Swedish Security Service
Säkerhetspolisen (Säpo)
Swedish-security-service-sapo-coa.png
Coat of arms of Säpo
Agency overview
Formed October 1, 1989 (1989-10-01)
Preceding agency
  • National Police Board's Department of Security
Headquarters Bolstomtavägen 2, Solna, Sweden
59°21′09.5″N 18°00′38.3″E / 59.352639°N 18.010639°E / 59.352639; 18.010639
Employees Approximately 1,100 (2014)
Annual budget SEK 1.142 billion (2015)
Minister responsible
Agency executive
Parent agency Ministry of Justice
Website www.sakerhetspolisen.se

The Swedish Security Service (Swedish: Säkerhetspolisen , abbreviated Säpo, until 1989 Rikspolisstyrelsens säkerhetsavdelning abbreviated RPS/Säk) is a Swedish government agency organised under the Ministry of Justice. It operates like a security agency responsible for counter-espionage, counter-terrorism, the protection of dignitaries and the constitution. The Swedish Security Service is also tasked with investigating crimes against national security and terrorist crimes. Its main mission, however, is to prevent crime, and not to investigate them. Crime prevention is to a large extent based on information acquired via contacts with the regular police force, other authorities and organisations, foreign intelligence and security services, and with the use of various intelligence gathering activities, including interrogations, telephone tapping, covert listening devices and hidden surveillance cameras. The Service was, in its present form, founded in 1989, as part of the National Police Board and became an autonomous police agency January 1, 2015. National headquarters are located at Bolstomtavägen in south-east Solna since 2014, drawing together personnel from five different locations into a single 30,000 m2 (320,000 sq ft) HQ facility.
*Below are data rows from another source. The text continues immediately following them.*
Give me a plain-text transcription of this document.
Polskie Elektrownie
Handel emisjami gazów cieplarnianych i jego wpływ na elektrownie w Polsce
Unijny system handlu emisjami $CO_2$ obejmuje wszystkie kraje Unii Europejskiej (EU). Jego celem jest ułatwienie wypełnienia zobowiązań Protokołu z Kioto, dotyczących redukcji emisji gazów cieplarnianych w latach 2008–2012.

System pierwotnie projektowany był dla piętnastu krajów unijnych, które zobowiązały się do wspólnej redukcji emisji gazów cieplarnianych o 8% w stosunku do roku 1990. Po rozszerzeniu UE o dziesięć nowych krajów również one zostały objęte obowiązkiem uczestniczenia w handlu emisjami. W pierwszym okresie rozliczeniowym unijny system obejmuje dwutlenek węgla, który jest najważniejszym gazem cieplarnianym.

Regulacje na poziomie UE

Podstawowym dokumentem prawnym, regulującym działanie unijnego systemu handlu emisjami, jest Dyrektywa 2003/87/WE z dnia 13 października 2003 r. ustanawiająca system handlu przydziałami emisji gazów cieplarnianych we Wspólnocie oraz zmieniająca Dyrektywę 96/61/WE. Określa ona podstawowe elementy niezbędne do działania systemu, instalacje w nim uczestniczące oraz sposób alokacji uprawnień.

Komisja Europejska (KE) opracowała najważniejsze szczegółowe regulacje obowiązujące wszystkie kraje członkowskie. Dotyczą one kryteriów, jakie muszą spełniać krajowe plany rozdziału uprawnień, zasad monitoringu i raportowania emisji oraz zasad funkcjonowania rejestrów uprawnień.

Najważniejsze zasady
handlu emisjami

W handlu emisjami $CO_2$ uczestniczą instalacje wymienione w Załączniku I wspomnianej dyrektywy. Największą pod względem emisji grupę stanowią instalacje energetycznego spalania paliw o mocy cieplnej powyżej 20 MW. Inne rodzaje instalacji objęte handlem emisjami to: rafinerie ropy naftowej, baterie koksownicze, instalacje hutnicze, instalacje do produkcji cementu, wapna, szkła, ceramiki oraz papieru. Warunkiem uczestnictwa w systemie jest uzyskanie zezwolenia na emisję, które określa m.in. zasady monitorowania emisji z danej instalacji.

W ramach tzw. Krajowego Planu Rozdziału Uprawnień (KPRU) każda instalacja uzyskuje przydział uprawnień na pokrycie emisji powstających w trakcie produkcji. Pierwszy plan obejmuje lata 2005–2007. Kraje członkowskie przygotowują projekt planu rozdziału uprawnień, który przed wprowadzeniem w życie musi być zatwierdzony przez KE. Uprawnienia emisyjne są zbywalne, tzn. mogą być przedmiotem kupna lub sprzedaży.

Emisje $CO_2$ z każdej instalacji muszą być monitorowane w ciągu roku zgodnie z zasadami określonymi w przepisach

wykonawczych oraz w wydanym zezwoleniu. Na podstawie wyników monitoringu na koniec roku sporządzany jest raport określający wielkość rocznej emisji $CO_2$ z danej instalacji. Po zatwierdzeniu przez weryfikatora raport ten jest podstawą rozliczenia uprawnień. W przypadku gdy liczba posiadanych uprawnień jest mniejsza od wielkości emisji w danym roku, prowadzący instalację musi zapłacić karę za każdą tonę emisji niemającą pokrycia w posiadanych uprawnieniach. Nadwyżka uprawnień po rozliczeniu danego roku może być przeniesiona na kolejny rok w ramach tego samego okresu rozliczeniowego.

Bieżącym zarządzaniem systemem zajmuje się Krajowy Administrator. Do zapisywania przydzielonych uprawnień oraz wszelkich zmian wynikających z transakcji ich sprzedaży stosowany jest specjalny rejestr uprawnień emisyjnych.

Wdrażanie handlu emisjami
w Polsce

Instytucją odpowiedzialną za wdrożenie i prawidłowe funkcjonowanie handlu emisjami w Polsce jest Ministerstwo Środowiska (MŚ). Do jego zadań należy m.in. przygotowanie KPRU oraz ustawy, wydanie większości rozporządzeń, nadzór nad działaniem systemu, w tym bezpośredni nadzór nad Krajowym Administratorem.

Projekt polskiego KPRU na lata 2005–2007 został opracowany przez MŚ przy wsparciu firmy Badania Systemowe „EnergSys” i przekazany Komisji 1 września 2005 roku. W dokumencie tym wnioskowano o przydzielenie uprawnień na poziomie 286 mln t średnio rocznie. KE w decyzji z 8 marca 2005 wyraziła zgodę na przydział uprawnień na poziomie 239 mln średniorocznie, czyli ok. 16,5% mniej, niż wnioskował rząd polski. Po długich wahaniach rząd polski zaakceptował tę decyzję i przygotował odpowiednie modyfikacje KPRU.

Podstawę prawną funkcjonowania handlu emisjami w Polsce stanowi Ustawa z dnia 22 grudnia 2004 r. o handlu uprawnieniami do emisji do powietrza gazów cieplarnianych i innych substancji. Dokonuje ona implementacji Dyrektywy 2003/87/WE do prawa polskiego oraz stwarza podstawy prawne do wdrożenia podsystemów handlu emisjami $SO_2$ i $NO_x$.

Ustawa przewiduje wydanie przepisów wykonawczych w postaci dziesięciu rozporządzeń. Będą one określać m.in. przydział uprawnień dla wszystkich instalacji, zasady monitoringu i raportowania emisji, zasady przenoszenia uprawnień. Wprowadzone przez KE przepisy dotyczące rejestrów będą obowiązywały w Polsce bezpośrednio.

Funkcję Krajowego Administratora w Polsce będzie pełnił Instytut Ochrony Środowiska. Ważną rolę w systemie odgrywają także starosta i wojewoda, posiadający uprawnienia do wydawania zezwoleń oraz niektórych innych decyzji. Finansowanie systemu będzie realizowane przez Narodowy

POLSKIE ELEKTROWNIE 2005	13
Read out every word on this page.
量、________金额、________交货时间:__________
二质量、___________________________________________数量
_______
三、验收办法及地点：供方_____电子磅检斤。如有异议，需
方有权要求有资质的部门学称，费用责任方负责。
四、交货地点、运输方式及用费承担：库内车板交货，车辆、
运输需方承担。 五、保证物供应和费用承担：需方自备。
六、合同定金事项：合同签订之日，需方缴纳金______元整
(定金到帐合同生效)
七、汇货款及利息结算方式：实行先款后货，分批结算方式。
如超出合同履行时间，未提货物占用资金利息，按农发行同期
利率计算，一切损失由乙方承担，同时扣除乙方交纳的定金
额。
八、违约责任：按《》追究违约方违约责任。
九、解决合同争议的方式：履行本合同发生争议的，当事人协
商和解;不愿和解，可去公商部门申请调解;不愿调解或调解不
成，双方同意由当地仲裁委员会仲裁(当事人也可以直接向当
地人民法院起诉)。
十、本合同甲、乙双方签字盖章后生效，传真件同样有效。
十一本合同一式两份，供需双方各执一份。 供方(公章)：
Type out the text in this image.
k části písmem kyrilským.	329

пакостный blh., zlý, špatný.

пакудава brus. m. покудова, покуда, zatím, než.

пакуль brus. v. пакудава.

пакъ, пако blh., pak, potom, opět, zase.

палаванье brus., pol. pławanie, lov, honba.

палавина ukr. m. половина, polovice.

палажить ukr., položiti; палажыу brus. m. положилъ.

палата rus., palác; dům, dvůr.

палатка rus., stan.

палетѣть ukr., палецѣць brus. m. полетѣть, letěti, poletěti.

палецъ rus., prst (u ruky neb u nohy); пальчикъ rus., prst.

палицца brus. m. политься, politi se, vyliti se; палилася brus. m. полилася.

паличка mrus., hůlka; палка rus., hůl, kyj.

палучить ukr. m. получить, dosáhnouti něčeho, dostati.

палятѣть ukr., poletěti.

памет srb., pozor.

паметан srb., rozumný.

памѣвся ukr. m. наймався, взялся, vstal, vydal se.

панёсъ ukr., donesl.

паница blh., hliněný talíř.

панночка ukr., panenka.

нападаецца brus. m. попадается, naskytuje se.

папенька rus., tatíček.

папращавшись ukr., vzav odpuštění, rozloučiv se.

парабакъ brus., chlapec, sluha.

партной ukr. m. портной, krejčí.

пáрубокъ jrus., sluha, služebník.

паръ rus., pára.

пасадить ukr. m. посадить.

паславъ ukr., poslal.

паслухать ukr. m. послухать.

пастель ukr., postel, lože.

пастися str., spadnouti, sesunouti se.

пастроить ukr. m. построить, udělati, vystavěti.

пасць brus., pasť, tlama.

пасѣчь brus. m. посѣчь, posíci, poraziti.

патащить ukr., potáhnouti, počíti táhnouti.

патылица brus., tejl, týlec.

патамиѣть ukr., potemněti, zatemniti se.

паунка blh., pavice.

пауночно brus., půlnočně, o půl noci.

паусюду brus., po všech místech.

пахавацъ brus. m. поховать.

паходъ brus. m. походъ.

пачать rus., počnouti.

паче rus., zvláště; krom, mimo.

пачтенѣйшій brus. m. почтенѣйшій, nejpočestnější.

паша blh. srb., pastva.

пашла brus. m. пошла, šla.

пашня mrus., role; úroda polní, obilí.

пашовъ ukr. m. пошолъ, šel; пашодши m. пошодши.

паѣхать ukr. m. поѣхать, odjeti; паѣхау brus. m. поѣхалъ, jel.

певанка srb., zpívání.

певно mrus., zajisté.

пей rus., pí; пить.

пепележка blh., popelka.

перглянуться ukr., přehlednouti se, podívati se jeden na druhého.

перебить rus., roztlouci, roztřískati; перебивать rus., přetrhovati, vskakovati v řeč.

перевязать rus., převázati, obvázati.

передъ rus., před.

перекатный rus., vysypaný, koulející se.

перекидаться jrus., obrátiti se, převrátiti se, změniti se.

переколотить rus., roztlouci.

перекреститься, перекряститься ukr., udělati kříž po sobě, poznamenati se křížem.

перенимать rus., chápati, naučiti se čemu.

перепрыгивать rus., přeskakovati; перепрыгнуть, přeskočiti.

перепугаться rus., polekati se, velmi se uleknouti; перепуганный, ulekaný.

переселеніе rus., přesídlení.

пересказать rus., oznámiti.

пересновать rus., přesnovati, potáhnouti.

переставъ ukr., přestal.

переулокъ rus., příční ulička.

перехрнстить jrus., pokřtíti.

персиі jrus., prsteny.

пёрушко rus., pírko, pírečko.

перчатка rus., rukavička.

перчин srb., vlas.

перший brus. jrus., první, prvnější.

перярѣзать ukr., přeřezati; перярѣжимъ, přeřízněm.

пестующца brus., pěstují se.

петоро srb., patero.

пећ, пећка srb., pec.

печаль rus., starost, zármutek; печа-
The origins of the Swedish Security Service is often linked to the establishment of a special police bureau (Polisbyrån) during the First World War in 1914, which reported directly to the General Staff, predecessor of the Office for the Supreme Commander of the Armed Forces. The bureau's main mission was protecting national security (e.g. counter-espionage), and its first chief was Captain Erik af Edholm. Operations shut down after the end of the war in 1918, although some intelligence activities carried on at the Stockholm police, managed by a small group of approximately ten police officers led by Chief Superintendent Eric Hallgren, who later was to become the first chief of the General Security Service (Allmänna säkerhetstjänsten). Operations were mainly focused on monitoring communists from the start of the war until the early '30s, when the service also began to focus on Nazis. In 1932, operations was transferred to the newly formed State Police (statspolisen). The group of officers working at the State Police did not have the means to monitor phone calls or to intercept and open mail. This, and the general lack of staff and financial resources worried the chief of Sweden's military intelligence, Lieutenant-Colonel Carlos Adlercreutz, who felt the country needed a more powerful security agency if Europe once again ended up in war. Thus, in 1938 the General Security Service was formed, following an initiative by Adlercreutz and Ernst Leche at the Ministry of Justice, among others. The entire organisation and its activities were top-secret. During the Second World War the agency monitored about 25,000 phone calls and intercepted over 200,000 letters every week. In 1946, following a post-war parliamentary evaluation, operations were significantly reduced and once again organised under the State Police, mainly tasked with counter-espionage. In 1965, the Swedish police was nationalized, and all work was organised under the National Police Board in the Department of Security (Rikspolisstyrelsens säkerhetsavdelning, abbreviated RPS/SÄK).